Il est le premier à le faire savoir clairement.
Mais lorsque Bernstein a pris la présidence à la fin des années 1990, alors que City luttait dans le troisième niveau du football anglais, il a reconnu que le système de jeunesse du club pouvait devenir l'un de ses plus grands atouts.
La décision était significative.
City réduisait ses coûts dans tout le club, pourtant Bernstein affirme que l'académie était un domaine où l'investissement a en fait été augmenté.
" Lorsque nous étions descendus au troisième niveau du football anglais et que nous devions être extrêmement serrés sur le plan financier et couper pratiquement partout, la seule chose que nous n'avons pas coupée, en fait, où nous avons augmenté l'investissement, c'était l'académie ", a déclaré Bernstein. Football Presse.
" Il était assez évident pour moi que si City devait vraiment commencer à renforcer les effectifs et ainsi de suite, oui, nous achèterions des joueurs dans une certaine mesure.
" Mais nous devions développer une académie où nous pourrions former les nôtres.
Cette réflexion n'est pas née dans l'isolement.
Bernstein avait déjà vu ce que le système de jeunesse de Manchester City pouvait produire.
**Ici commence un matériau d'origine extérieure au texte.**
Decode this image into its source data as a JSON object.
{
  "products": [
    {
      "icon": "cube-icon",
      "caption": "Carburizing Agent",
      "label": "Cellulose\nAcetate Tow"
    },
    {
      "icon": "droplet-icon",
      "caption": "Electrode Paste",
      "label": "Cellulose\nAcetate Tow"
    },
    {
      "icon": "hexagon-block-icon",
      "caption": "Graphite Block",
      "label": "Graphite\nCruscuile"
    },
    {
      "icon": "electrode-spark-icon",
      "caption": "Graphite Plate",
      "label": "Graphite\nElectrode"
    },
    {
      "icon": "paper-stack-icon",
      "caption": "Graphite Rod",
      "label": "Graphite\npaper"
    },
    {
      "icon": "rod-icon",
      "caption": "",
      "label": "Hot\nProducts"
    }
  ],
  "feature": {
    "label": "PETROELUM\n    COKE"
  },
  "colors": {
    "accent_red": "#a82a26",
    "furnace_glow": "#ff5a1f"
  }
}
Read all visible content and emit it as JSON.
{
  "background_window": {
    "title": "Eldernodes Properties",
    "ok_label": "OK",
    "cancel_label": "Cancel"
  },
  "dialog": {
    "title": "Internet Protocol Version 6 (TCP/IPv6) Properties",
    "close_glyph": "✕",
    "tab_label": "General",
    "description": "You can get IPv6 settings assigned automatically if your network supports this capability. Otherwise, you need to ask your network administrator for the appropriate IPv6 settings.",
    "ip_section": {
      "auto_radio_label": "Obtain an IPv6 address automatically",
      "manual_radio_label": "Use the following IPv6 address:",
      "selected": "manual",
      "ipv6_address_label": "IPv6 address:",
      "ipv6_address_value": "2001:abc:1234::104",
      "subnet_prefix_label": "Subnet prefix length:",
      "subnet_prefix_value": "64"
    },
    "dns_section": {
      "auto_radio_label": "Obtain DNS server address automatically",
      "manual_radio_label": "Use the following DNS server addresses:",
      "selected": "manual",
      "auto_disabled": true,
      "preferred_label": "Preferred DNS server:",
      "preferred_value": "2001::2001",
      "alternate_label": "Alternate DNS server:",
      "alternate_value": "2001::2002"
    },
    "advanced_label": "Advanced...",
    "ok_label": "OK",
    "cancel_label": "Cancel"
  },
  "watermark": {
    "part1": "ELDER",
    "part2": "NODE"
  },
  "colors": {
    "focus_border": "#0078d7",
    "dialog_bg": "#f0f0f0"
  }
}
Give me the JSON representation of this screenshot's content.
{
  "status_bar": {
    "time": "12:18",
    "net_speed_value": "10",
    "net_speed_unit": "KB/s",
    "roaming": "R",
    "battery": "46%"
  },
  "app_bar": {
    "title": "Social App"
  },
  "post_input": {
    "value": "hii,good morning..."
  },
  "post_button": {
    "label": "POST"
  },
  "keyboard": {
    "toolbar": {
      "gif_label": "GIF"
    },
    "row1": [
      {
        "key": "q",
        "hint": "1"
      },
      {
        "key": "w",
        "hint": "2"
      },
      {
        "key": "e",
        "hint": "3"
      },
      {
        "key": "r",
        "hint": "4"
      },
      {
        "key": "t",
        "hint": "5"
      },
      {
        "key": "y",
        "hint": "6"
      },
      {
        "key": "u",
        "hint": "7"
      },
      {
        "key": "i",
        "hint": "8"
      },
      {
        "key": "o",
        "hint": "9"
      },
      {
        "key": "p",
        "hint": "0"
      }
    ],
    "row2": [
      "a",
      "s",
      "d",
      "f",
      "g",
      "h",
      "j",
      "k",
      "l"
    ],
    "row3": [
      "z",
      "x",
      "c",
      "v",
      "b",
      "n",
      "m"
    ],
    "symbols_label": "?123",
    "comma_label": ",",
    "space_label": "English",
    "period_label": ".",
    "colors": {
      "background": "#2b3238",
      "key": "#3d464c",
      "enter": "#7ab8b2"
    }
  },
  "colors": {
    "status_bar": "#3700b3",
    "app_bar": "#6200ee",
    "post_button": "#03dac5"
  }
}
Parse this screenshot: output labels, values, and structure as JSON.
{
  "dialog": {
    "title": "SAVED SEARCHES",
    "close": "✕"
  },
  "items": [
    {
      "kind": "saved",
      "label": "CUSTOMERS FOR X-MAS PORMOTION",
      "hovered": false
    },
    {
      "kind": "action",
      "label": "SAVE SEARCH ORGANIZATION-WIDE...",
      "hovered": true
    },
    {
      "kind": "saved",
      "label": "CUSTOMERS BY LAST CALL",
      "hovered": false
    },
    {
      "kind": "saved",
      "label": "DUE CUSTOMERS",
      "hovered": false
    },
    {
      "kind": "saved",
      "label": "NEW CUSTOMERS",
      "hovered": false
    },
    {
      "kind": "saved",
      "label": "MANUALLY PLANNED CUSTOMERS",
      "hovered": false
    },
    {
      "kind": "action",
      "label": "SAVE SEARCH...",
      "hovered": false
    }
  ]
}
L'équipe victorieuse de la FA Youth Cup de 1986 du club comprenait Paul Lake, David White, Ian Brightwell, Steve Redmond, Andy Hinchcliffe, Paul Moulden et Ian Scott. Sept membres de cette équipe allaient finalement cumuler 1 397 apparitions en équipe première pour City.
Pour les supporters de City, ces noms portent encore un poids énorme.
Lake était considéré comme peut-être le talent exceptionnel du groupe avant qu'une blessure ne mette brutalement fin à sa carrière. White a fait 342 apparitions et marqué 96 buts pour City, tandis que Brightwell reste le recordman des apparitions de cette équipe de jeunes avec 380 matchs.
Bernstein se souvient de cette génération comme d'un point de référence important.
" Oui, eh bien, ils l'ont fait. Oui, bien sûr qu'ils l'ont fait ", a-t-il déclaré lorsqu'on lui a demandé si Lake, Brightwell, White et les autres avaient influencé sa réflexion.
" Et nous avions pas mal d'autres joueurs que vous avez mentionnés qui sont passés par l'académie.
" Oui, c'était -- je veux dire, nous avons été très efficaces à ce sujet.
La tâche à laquelle Bernstein et le directeur de l'académie Jim Cassell étaient confrontés, cependant, n'était pas d'inventer le système de jeunesse de City à partir de zéro.
" Pour être juste, nous n'avons pas commencé cela, c'était déjà établi ", a déclaré Bernstein.
" Nous avions bien un système de jeunesse et ainsi de suite. Mais je pense que nous l'avons professionnalisé et que nous l'avons amené à un niveau, et Jim a joué un rôle déterminant dans cela.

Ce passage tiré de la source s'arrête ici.